All forms of dualism in and outside of religion claim we have some
Mind or Soul part that somehow inhabits or controls the meat part.
Increasingly the evidence is that the meat and the "programs" running
on it is all there is. Given a "soul" then the clear high goal for
life is whatever is best for the soul. Many Abrahamic religions tend
toward perfecting the soul in part through suffering or submission to
God even claiming the suffering on earth is simply God's will. This
view is highly incompatible with transhumanism. Many Eastern
religions hold that the soul or its equivalent has life after life in
this place of suffering until it releases all desires for anything
here and finds some meditative bliss state and perfect intuitive
understanding of everything. Funny how all those bliss babies rarely
discover anything that would end much of the actual physical
suffering around them. Os this perfect Knowing seems highly suspect
and this bliss, sweet as I know from experience that it is, highly
suspect. There is nothing in such a meaning to life that makes much
room for transhumanism. Yes, you can bolt it on but the fundamental
view of the religions is dualistic and other worldly generally
speaking.

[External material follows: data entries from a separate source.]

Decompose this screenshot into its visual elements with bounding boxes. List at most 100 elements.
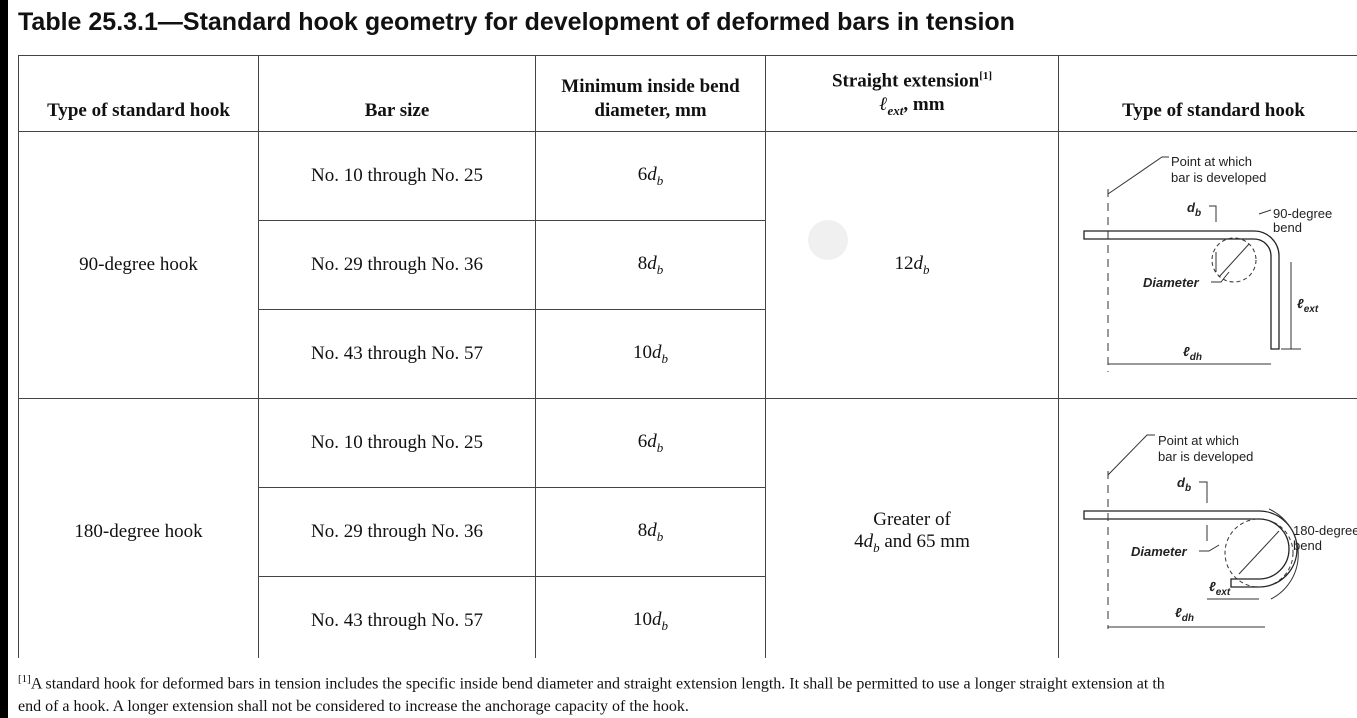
subscript: b xyxy=(656,261,664,277)
coefficient: 6 xyxy=(637,163,648,185)
subscript-wrap: b xyxy=(661,609,669,633)
figure-cell: Point at which bar is developed db 90-degre… xyxy=(1058,131,1357,399)
label: Point at which xyxy=(1158,433,1239,448)
bar-size-cell: No. 43 through No. 57 xyxy=(258,576,536,658)
bar-size-cell: No. 10 through No. 25 xyxy=(258,131,536,221)
header-cell: Straight extension[1] ℓext, mm xyxy=(765,55,1059,132)
symbol: d xyxy=(647,252,657,274)
row: 180-degree hook No. 10 through No. 25 6db G… xyxy=(18,398,1357,658)
bend-arc xyxy=(1268,508,1299,600)
header-cell: Type of standard hook xyxy=(1058,55,1357,132)
leader xyxy=(1199,481,1208,503)
subscript: b xyxy=(661,350,669,366)
row: No. 43 through No. 57 10db xyxy=(19,576,1357,658)
subscript-wrap: b xyxy=(661,342,669,366)
note-marker: [1] xyxy=(979,69,993,82)
leader xyxy=(1211,271,1230,283)
diameter-cell: 8db xyxy=(535,220,766,310)
coefficient: 10 xyxy=(633,608,652,630)
diameter-line xyxy=(1218,243,1250,278)
subscript-wrap: b xyxy=(873,531,880,555)
diameter-cell: 6db xyxy=(535,398,766,488)
bar-size-cell: No. 10 through No. 25 xyxy=(258,398,536,488)
footnote-line: A standard hook for deformed bars in ten… xyxy=(30,675,1165,693)
diameter-cell: 8db xyxy=(535,487,766,577)
bar-size-cell: No. 29 through No. 36 xyxy=(258,220,536,310)
title: Table 25.3.1—Standard hook geometry for … xyxy=(18,8,1015,36)
symbol: d xyxy=(1177,475,1186,490)
subscript: dh xyxy=(1190,352,1202,363)
footnote: [1]A standard hook for deformed bars in … xyxy=(18,668,1357,718)
symbol: ℓ xyxy=(1175,605,1182,620)
subscript-wrap: b xyxy=(923,253,930,277)
coefficient: 8 xyxy=(637,252,648,274)
label-lext: ℓext xyxy=(1297,296,1319,315)
footnote-line: end of a hook. A longer extension shall … xyxy=(18,698,689,716)
dashed-circle xyxy=(1224,518,1294,588)
label: Point at which xyxy=(1171,154,1252,169)
leader xyxy=(1199,544,1220,552)
extension-cell: 12db xyxy=(765,131,1059,399)
subscript: b xyxy=(656,439,664,455)
hook-bar xyxy=(1083,230,1280,350)
leader xyxy=(1209,205,1217,222)
leader xyxy=(1107,434,1155,476)
header-text: Minimum inside bend xyxy=(561,76,740,97)
label-db: db xyxy=(1177,475,1191,494)
row: No. 43 through No. 57 10db xyxy=(19,309,1357,399)
coefficient: 12 xyxy=(894,252,914,274)
label: bar is developed xyxy=(1171,170,1266,185)
subscript: dh xyxy=(1182,613,1194,624)
hook-bar xyxy=(1083,510,1298,588)
figure-cell: Point at which bar is developed db 180-degr… xyxy=(1058,398,1357,658)
diameter-cell: 6db xyxy=(535,131,766,221)
footnote-marker: [1] xyxy=(18,673,31,685)
symbol: ℓ xyxy=(1183,344,1190,359)
symbol: d xyxy=(647,519,657,541)
subscript: b xyxy=(1195,208,1201,219)
header-cell: Type of standard hook xyxy=(18,55,259,132)
leader xyxy=(1107,156,1169,195)
header-cell: Bar size xyxy=(258,55,536,132)
subscript-wrap: b xyxy=(657,520,664,543)
table: Type of standard hook Bar size Minimum i… xyxy=(18,55,1357,658)
hook-type-cell: 180-degree hook xyxy=(18,398,259,658)
symbol: ℓ xyxy=(1297,296,1304,311)
label-db: db xyxy=(1187,200,1201,219)
diameter-cell: 10db xyxy=(535,576,766,658)
coefficient: 10 xyxy=(633,341,652,363)
table-wrap: Type of standard hook Bar size Minimum i… xyxy=(18,55,1357,658)
label: bend xyxy=(1273,220,1302,235)
coefficient: 4 xyxy=(854,530,864,552)
subscript: b xyxy=(1185,483,1191,494)
label-ldh: ℓdh xyxy=(1183,344,1202,363)
diameter-cell: 10db xyxy=(535,309,766,399)
subscript: b xyxy=(923,261,930,277)
text: and 65 mm xyxy=(879,530,970,552)
subscript: b xyxy=(656,172,664,188)
dashed-circle xyxy=(1211,237,1257,283)
subscript-wrap: b xyxy=(656,164,664,188)
symbol: d xyxy=(863,530,874,552)
bar-size-cell: No. 29 through No. 36 xyxy=(258,487,536,577)
row: No. 29 through No. 36 8db xyxy=(19,487,1357,577)
bar-size-cell: No. 43 through No. 57 xyxy=(258,309,536,399)
text: Greater of xyxy=(873,508,951,530)
subscript: ext xyxy=(1304,304,1319,315)
label: 180-degree xyxy=(1293,523,1357,538)
row: 90-degree hook No. 10 through No. 25 6db 12… xyxy=(18,131,1357,399)
label: Diameter xyxy=(1143,275,1200,290)
symbol: d xyxy=(652,341,662,363)
subscript: b xyxy=(661,617,669,633)
header-text: Straight extension xyxy=(831,70,980,92)
header-cell: Minimum inside bend diameter, mm xyxy=(535,55,766,132)
label: Diameter xyxy=(1131,544,1188,559)
unit: , mm xyxy=(903,94,945,116)
subscript: ext xyxy=(1216,587,1231,598)
subscript: b xyxy=(873,539,880,555)
symbol: d xyxy=(1187,200,1196,215)
label: 90-degree xyxy=(1273,206,1332,221)
symbol: ℓ xyxy=(879,94,888,116)
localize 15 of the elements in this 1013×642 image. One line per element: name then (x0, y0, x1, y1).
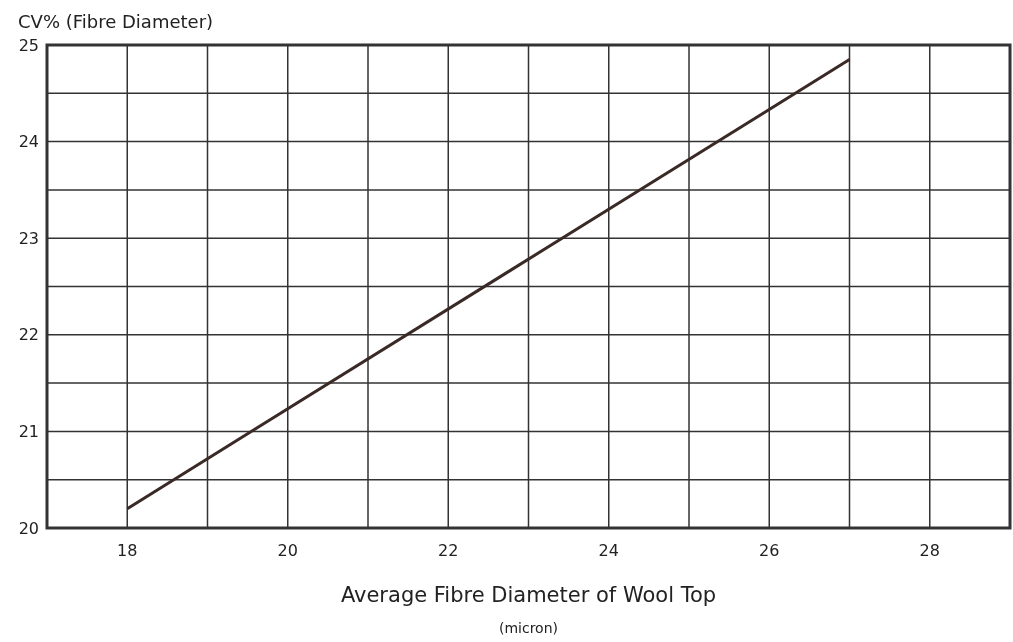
x-tick-label: 24 (598, 541, 619, 560)
x-axis-title: Average Fibre Diameter of Wool Top (340, 583, 717, 607)
y-tick-label: 22 (18, 325, 39, 345)
y-tick-label: 23 (18, 228, 39, 248)
y-tick-label: 20 (18, 518, 39, 538)
y-tick-label: 24 (18, 132, 39, 152)
y-tick-label: 25 (18, 35, 39, 55)
x-tick-label: 18 (117, 541, 138, 560)
x-tick-label: 20 (277, 541, 298, 560)
y-axis-title: CV% (Fibre Diameter) (18, 11, 214, 32)
x-tick-label: 26 (759, 541, 780, 560)
x-tick-label: 22 (438, 541, 459, 560)
y-tick-label: 21 (18, 422, 39, 441)
text: (micron) (498, 620, 559, 636)
x-tick-label: 28 (919, 541, 940, 560)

The basic core beliefs about the nature of human beings
and our place in the world is not compatible with scientific
understanding and is usually held as axiomatic.
Being one who is highly susceptible to mysticism, visions and so on,
find the project personally extremely difficult. It is all too easy
to be sucked into quite enticing POVs that are severely out of
balance with hard won understanding and the rudiments of rationality.